Boost Your Working Memory
Updated June 17, 2015.
Common changes in thinking and mental processing associated with chemotherapy include what is called executive functioning—the wherewithal to do certain things that usually come naturally to us, provided we are healthy and we’ve had enough sleep. Executive functioning includes judgment, hindsight and foresight, processing speed or reaction time, working memory, and organizational skills. Interestingly, these are some of the same areas affected in individuals with attention deficit hyperactivity disorder, or ADHD.
Working Memory
Working memory describes the ability to keep several ideas in focus, in the forefront of the mind, all at the same time. People can memorize a nearly infinite number of facts, but none of us can handle more than a few items or chunks of information at a time. For example, we might forget to buy stamps at the grocery checkout, even though we planned to do so earlier in the day. That plan was no longer in our working memory.
Working memory might also be a factor in some reading disabilities, since it controls the ability to recall words read earlier in a sentence.

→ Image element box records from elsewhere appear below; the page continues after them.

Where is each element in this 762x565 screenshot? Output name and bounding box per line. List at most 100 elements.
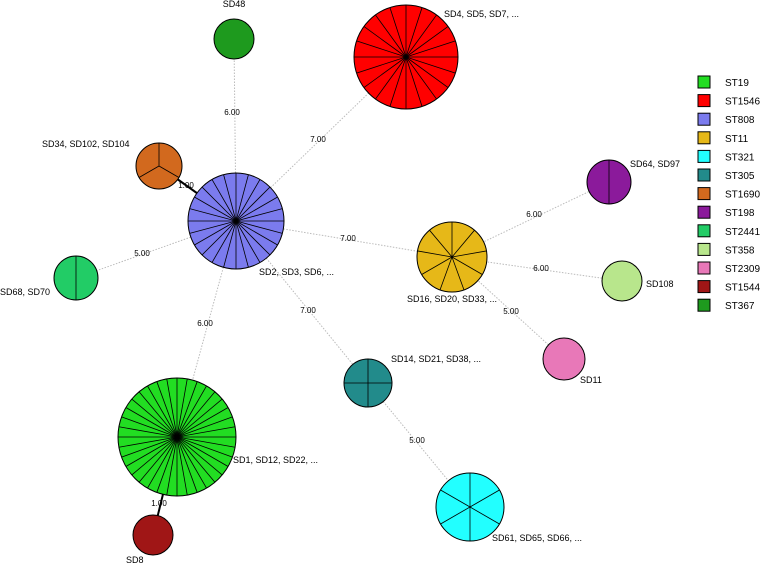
edge-label: 6.00 — [224, 108, 240, 117]
node-slice-divider — [235, 208, 283, 222]
legend-label: ST808 — [725, 115, 755, 126]
node-st808[interactable] — [187, 172, 285, 270]
node-st358[interactable] — [601, 260, 643, 302]
node-slice-divider — [118, 426, 178, 438]
node-slice-divider — [118, 436, 178, 448]
node-st321[interactable] — [435, 472, 505, 542]
node-slice-divider — [176, 378, 188, 438]
node-slice-divider — [189, 220, 237, 234]
node-st198[interactable] — [586, 159, 632, 205]
node-circle[interactable] — [132, 514, 174, 556]
legend-label: ST305 — [725, 171, 755, 182]
legend-item-st305: ST305 — [697, 168, 755, 182]
edge-label: 6.00 — [526, 210, 542, 219]
edge-label: 7.00 — [340, 234, 356, 243]
node-slice-divider — [176, 436, 216, 483]
legend-label: ST367 — [725, 301, 755, 312]
nodes-layer — [53, 4, 643, 556]
node-label: SD64, SD97 — [630, 159, 680, 169]
node-label: SD16, SD20, SD33, ... — [407, 294, 497, 304]
legend-swatch — [697, 149, 711, 163]
node-slice-divider — [121, 416, 178, 438]
node-st367[interactable] — [213, 18, 255, 60]
node-slice-divider — [451, 256, 483, 275]
legend-swatch — [697, 242, 711, 256]
legend-item-st19: ST19 — [697, 75, 749, 89]
edge-label: 6.00 — [533, 264, 549, 273]
legend-item-st1546: ST1546 — [697, 94, 760, 108]
legend: ST19ST1546ST808ST11ST321ST305ST1690ST198… — [697, 75, 760, 312]
node-st2309[interactable] — [542, 337, 586, 381]
node-slice-divider — [235, 179, 261, 222]
edge-label: 7.00 — [310, 135, 326, 144]
node-slice-divider — [125, 407, 178, 438]
node-slice-divider — [176, 436, 229, 467]
node-slice-divider — [176, 436, 223, 476]
node-slice-divider — [356, 56, 407, 74]
node-slice-divider — [429, 229, 453, 258]
legend-swatch — [697, 298, 711, 312]
node-slice-divider — [235, 220, 249, 268]
node-slice-divider — [405, 56, 437, 100]
node-slice-divider — [451, 256, 465, 291]
edge-label: 1.00 — [151, 499, 167, 508]
legend-label: ST2441 — [725, 227, 760, 238]
node-slice-divider — [176, 385, 207, 438]
node-circle[interactable] — [542, 337, 586, 381]
node-slice-divider — [389, 56, 407, 107]
node-circle[interactable] — [213, 18, 255, 60]
node-slice-divider — [147, 436, 178, 489]
node-st2441[interactable] — [53, 255, 99, 301]
legend-label: ST198 — [725, 208, 755, 219]
node-slice-divider — [405, 14, 437, 58]
node-slice-divider — [131, 398, 178, 438]
node-slice-divider — [138, 436, 178, 483]
node-slice-divider — [469, 506, 500, 525]
node-label: SD108 — [646, 279, 674, 289]
legend-swatch — [697, 75, 711, 89]
edge-label: 5.00 — [134, 249, 150, 258]
edge-label: 7.00 — [300, 306, 316, 315]
node-slice-divider — [235, 220, 278, 246]
legend-item-st2309: ST2309 — [697, 261, 760, 275]
node-slice-divider — [176, 436, 188, 496]
node-st11[interactable] — [416, 221, 488, 293]
node-slice-divider — [194, 220, 237, 246]
node-label: SD2, SD3, SD6, ... — [259, 267, 334, 277]
node-st1544[interactable] — [132, 514, 174, 556]
node-label: SD11 — [580, 375, 602, 385]
node-slice-divider — [201, 220, 237, 256]
node-label: SD34, SD102, SD104 — [42, 139, 130, 149]
legend-item-st2441: ST2441 — [697, 224, 760, 238]
node-slice-divider — [176, 416, 233, 438]
legend-label: ST321 — [725, 152, 755, 163]
node-slice-divider — [138, 391, 178, 438]
node-slice-divider — [356, 40, 407, 58]
node-slice-divider — [176, 407, 229, 438]
node-slice-divider — [201, 186, 237, 222]
node-slice-divider — [211, 179, 237, 222]
node-slice-divider — [235, 196, 278, 222]
node-st305[interactable] — [343, 358, 393, 408]
node-slice-divider — [176, 436, 233, 458]
node-slice-divider — [405, 26, 449, 58]
node-circle[interactable] — [601, 260, 643, 302]
node-slice-divider — [223, 220, 237, 268]
node-slice-divider — [158, 165, 180, 178]
labels-layer: 6.007.001.005.007.006.007.001.005.006.00… — [0, 0, 680, 565]
node-slice-divider — [375, 14, 407, 58]
node-slice-divider — [389, 7, 407, 58]
node-slice-divider — [176, 398, 223, 438]
node-st1690[interactable] — [135, 142, 183, 190]
node-slice-divider — [235, 174, 249, 222]
node-st1546[interactable] — [353, 4, 459, 110]
edge-label: 5.00 — [409, 436, 425, 445]
node-slice-divider — [440, 489, 471, 508]
legend-label: ST358 — [725, 245, 755, 256]
legend-label: ST2309 — [725, 264, 760, 275]
node-slice-divider — [417, 250, 453, 258]
node-st19[interactable] — [117, 377, 237, 497]
node-slice-divider — [363, 56, 407, 88]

In the doctor's office, the mental status exam is used to assess your immediate and working memory. You might be asked, for instance, to do a digit span, or listen to a series of numbers, hold them in your head and repeat them back.

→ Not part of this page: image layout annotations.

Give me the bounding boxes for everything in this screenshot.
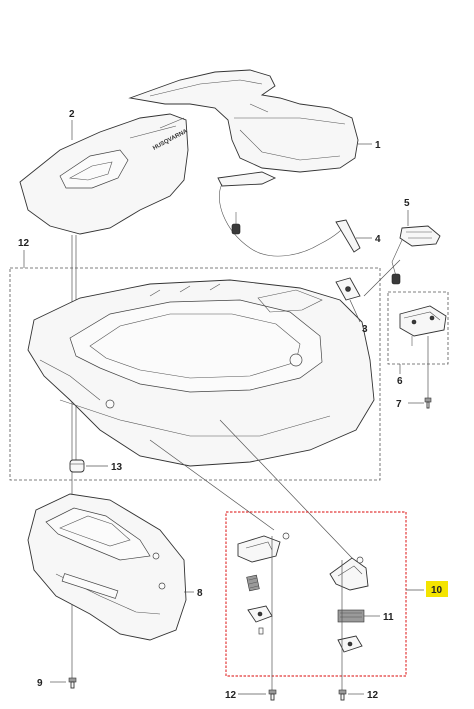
part-label-11: 11	[383, 612, 394, 623]
highlight-group-10	[225, 511, 407, 677]
part-label-12-right: 12	[367, 690, 379, 701]
front-bumper	[27, 493, 187, 641]
part-label-13: 12	[18, 238, 30, 249]
control-board-part-6	[399, 305, 447, 346]
badge-10	[426, 581, 448, 597]
part-label-3: 3	[362, 324, 368, 335]
cable-harness	[217, 171, 361, 257]
part-label-12-left: 12	[225, 690, 237, 701]
screw-7	[424, 397, 432, 409]
part-label-2: 2	[69, 109, 75, 120]
part-label-7: 7	[396, 399, 402, 410]
clip-part	[335, 277, 361, 301]
bracket-right	[329, 556, 369, 653]
part-label-4: 4	[375, 234, 381, 245]
connector-part-5	[399, 225, 441, 247]
part-6-frame	[387, 291, 449, 365]
foot-part-14	[69, 459, 85, 473]
top-cover-shell	[128, 69, 359, 173]
screw-9	[68, 677, 77, 689]
screw-12-right	[338, 689, 347, 701]
part-label-6: 6	[397, 376, 403, 387]
part-label-9: 9	[37, 678, 43, 689]
part-label-10: 10	[431, 585, 443, 596]
screw-12-left	[268, 689, 277, 701]
body-cover: HUSQVARNA	[19, 113, 189, 235]
part-label-5: 5	[404, 198, 410, 209]
part-label-8: 8	[197, 588, 203, 599]
part-label-14: 13	[111, 462, 123, 473]
chassis-body	[27, 279, 375, 467]
chassis-group-frame	[9, 267, 381, 481]
bracket-left	[237, 532, 290, 635]
part-label-1: 1	[375, 140, 381, 151]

Can You Improve Your Working Memory?
The answer appears to be yes, depending on the type of workout you give your brain--and also depending on your capacity to train. Scientists don’t yet know for sure whether strategies for aging adults also might help those with chemobrain, but there are reasons to believe this may be true.
Physical activity and cognitive training seem to help people with many different conditions that affect memory, and these tools may also pan out for people with chemobrain.
In a study of older adults with memory loss, but not dementia, a “brain-workout” program over 10 weeks resulted in improved performance. Some improvements were still found five years later. The workout program was a combination of encouraging physical activity and providing an instruction manual of sorts, with memory tools, structured items to help with setting and reaching goals, and also quite a bit of following up by phone to keep study participants on track.
Does Working Memory Have Limits?
The late George Miller, PhD, psychology professor at Princeton University, studied working memory. He found that most people can’t recall lists of numbers when they get beyond seven digits. Interestingly, people who could do more than seven digits had not fought a battle with the brain and won; rather, they used the brain’s natural design, tending to consolidate groups of numbers or letters into fewer memory slots—a process called "chunking."
One example of this process is the string of letters, "FBICIA.” People familiar with U.S. intelligence agencies only "spend" two chunks of memory rather than six for the six letters, so they seem to recall more letters in all. In recent years, scientiests downsized our working memory limits from seven to somewhere between one and four chunks of information--the downgrade was due to new techniques that prevent people from doing the FBI-CIA trick.
Chemobrain Research
Data on chemobrain are very limited. There is still quite a bit of debate about how much exercising--and exercising your mind--can help various conditions that are associated with impaired memory and cognition, but there is reason for optimism.
Researchers have looked at adults with stroke, young adults without ADHD, children with traumatic brain injuries, and, according to one investigator, the general pattern has been that, as long as you have working-memory problems and you have the ability to train, you can improve your abilities.